Submitted to: International Starch Technology Conference
Publication Type: Abstract Only
Publication Acceptance Date: June 8, 2005
Publication Date: June 8, 2005
Citation: Nichols, N.N., Dien, B.S., Wu, V., Cotta, M.A. 2005. Use of field pea starch as a feedstock for ethanol fermentation [abstract]. International Starch Technology. p. 96.

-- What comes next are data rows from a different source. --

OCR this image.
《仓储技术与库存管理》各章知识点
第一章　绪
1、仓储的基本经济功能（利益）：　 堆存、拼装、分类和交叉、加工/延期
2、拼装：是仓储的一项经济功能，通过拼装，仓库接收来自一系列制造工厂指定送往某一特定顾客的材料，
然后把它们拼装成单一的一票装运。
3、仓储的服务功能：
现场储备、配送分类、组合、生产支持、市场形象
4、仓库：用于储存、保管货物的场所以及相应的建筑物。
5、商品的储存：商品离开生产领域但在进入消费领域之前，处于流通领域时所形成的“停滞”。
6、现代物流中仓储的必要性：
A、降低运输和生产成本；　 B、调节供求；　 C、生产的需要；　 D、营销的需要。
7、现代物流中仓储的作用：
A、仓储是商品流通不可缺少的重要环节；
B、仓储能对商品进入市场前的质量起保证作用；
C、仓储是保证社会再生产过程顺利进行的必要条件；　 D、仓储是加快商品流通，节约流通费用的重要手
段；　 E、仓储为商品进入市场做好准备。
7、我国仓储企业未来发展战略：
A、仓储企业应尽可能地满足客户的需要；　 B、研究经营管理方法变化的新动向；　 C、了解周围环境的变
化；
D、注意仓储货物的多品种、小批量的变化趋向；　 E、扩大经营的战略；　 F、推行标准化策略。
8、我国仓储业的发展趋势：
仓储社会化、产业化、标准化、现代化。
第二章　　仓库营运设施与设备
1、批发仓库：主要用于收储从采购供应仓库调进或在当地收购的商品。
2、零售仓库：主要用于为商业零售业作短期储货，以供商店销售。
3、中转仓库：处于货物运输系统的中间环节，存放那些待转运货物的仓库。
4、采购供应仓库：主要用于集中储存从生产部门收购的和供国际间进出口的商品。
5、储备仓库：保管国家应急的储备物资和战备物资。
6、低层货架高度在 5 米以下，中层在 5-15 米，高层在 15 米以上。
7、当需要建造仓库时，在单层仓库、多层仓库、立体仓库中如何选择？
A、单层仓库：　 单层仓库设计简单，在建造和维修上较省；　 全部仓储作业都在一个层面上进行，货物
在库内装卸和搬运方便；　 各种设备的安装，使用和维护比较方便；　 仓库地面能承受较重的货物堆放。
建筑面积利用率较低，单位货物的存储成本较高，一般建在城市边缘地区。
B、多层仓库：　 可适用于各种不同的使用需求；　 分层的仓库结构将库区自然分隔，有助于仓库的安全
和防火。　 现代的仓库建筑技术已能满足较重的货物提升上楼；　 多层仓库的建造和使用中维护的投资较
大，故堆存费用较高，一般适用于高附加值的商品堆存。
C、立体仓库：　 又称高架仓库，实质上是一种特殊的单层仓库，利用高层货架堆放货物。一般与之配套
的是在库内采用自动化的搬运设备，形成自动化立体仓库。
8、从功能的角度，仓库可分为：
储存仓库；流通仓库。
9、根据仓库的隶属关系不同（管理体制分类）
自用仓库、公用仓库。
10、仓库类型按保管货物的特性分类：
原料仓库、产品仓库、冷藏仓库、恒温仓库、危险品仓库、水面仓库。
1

Technical Abstract: Field peas (Pisum sativum, dry peas) are grown in the North-central and Western U.S. for feeding to swine and ruminants. Production is on the rise, and there is interest in increasing the crop’s value by further processing. Although field peas are mostly fed whole, the protein (23% wt, db) and starch (46% wt, db) can be easily fractionated by milling and air classification. Separating the two fractions would provide an opportunity to sell the enriched protein product as a high-value protein feed and process the starch for ethanol production. We determined the feasibility of fermenting field pea starch to ethanol. Ground peas were dry milled and separated into starch, protein, and fibrous fractions by air classification. Starch-enriched fractions prepared from whole peas and dehulled peas contained 73.7% wt and 77.8% wt starch, respectively, a nearly 2-fold enrichment compared to whole peas. The fractions were liquefied and saccharified using industrial alpha-amylase and glucoamylase. A final ethanol concentration of 11.0% (w/v) was obtained in 48-52 hr. Yields were 0.43-0.48 g ethanol/g glucose, which are comparable to yields obtained from fermentation of corn starch. Starch present in whole ground peas was also saccharified and fermented, with 97% of the starch fermented when an autoclaving step was included in the liquefaction stage. The fermentation solids were analyzed for protein and amino acid content. The ethanol yields and feed analysis indicate that field peas could supplement corn as a feedstock for ethanol fermentation.